There is an unspoken sense that we are reaching the point where nothing more can be done. Yesterday morning when I was looking through his bag for something he needed I found his passport which I noticed was long past its date of expiry  and I mentioned this to him. “Yes I know” he replied quietly. “But it doesn’t matter any more does it.” 

I  look at his beautiful face and his familiar shape resting next to me, and hear him breathing calmly as he is slipping into slumber. Once again I reflect without being able to comprehend it  that one day soon he will probably be gone. Gone? Ceased to exist? How can that be possible? Once again I remember the brilliant title of that Damien Hirst piece: The Physical Impossibility of Death in the Mind of Somebody Living. 
 Should we give up hope? When does one give up hope and when is it appropriate to talk about the end? Should one talk about it? I know only that it has to come from Keita himself.

Meanwhile if it is possible to leave him  I will have to go to Djenné again on Monday but returning on the following Friday. Keita will go once more to stay with his Bamako family. I am going to accompany a German  film crew who are going to stay at the hotel while they are filming a documentary re-enactment of the saving of the Timbuktu manuscripts which were taken down to Bamako surreptitiously by varied means during the Jihadist occupation of the North. They do not feel it is safe to go and film it in Timbuktu so they have decided to do it in Djenné instead. This does give me an opportunity to travel in some comfort once more and to do some overseeing of the work in the MaliMali studio where the two big  orders for the interior decorators are taking shape I hope. It is both comforting and deeply disturbing to me  that life must go on and does go on even while a drama of life and death is taking place simultaneously.

Monday, March 07, 2016

What shall we say?

"Cheri, what do you think we should say to the people that are following our fortunes? I need to write something, some people care about us and about your state of health".
I am speaking to Keita who is lying next to me, resting,  in the guest room at Eva's once more. I came back from Djenné yesterday courtesy of the lovely 4X4 of Sidi, the Dogon guide/ chauffeur who accompanies the people who are involved in the library project. This time it was Maria Louisa, the Italian Conservator who is involved with our new conservation/cataloging project at the Djenné Manuscript Library who had spent three days working with me and the library staff, staying at Hotel Djenné Djenno.  I was very glad to be able to be included in the return trip to Bamako- it certainly was a lot less challenging than a bus journey...

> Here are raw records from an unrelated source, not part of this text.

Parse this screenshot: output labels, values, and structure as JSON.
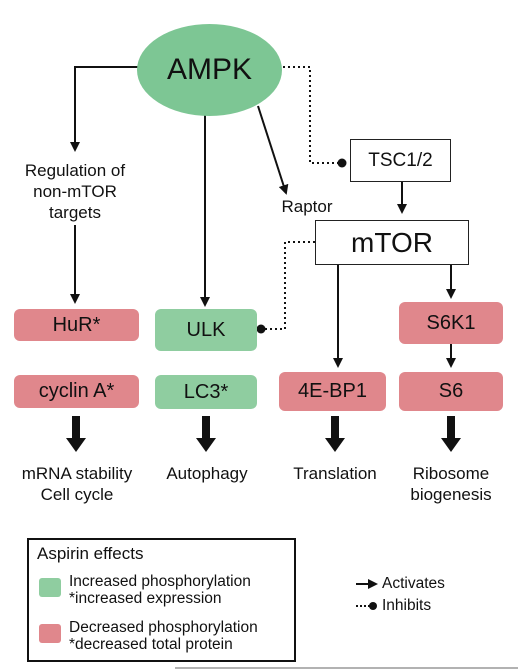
{
  "nodes": {
    "ampk": "AMPK",
    "tsc": "TSC1/2",
    "mtor": "mTOR",
    "hur": "HuR*",
    "cyclin": "cyclin A*",
    "ulk": "ULK",
    "lc3": "LC3*",
    "s6k1": "S6K1",
    "ebp1": "4E-BP1",
    "s6": "S6"
  },
  "labels": {
    "regulation": [
      "Regulation of",
      "non-mTOR",
      "targets"
    ],
    "raptor": "Raptor"
  },
  "outcomes": {
    "mrna": [
      "mRNA stability",
      "Cell cycle"
    ],
    "autophagy": "Autophagy",
    "translation": "Translation",
    "ribosome": [
      "Ribosome",
      "biogenesis"
    ]
  },
  "legend": {
    "title": "Aspirin effects",
    "increased": [
      "Increased phosphorylation",
      "*increased expression"
    ],
    "decreased": [
      "Decreased phosphorylation",
      "*decreased total protein"
    ],
    "activates": "Activates",
    "inhibits": "Inhibits"
  },
  "colors": {
    "increased": "#8fcda0",
    "decreased": "#e0878c",
    "ampk": "#7dc694"
  }
}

I had spent a few nice days in Djenné while Keita remained in Bamako in the bosom of his family  continuing with his growth factor  injections. I needed to oversee some work in the studio and at the same time providence had arranged for  a number of interesting people at the hotel: there was Hans the Dutch/Swedish entrepreneur who comes every year, as well as a nice young Belgian  chap and there was Andrea of course. We had lingering dinners under the stars and for some reason this combination of people made for a very jolly time with much laughter ...although always there is the shadow of Keita's illness which returns to my mind every few minutes.

I returned to Bamako refreshed and found Keita about the same as when I left him: he is very weak and  he has now finished the injections to try and kick-start his blood count. Tomorrow he will make a new blood test to see whether he will finally be able to start the Indian medicine....
"Well" said Keita. "Remember that the picture was hanging at a favourable angle last time at La Senegalaise. You could always say that.?"
 He too has caught my idea that somehow the picture is a barometer of our fortunes.. And indeed, it has looked worse at times in the past.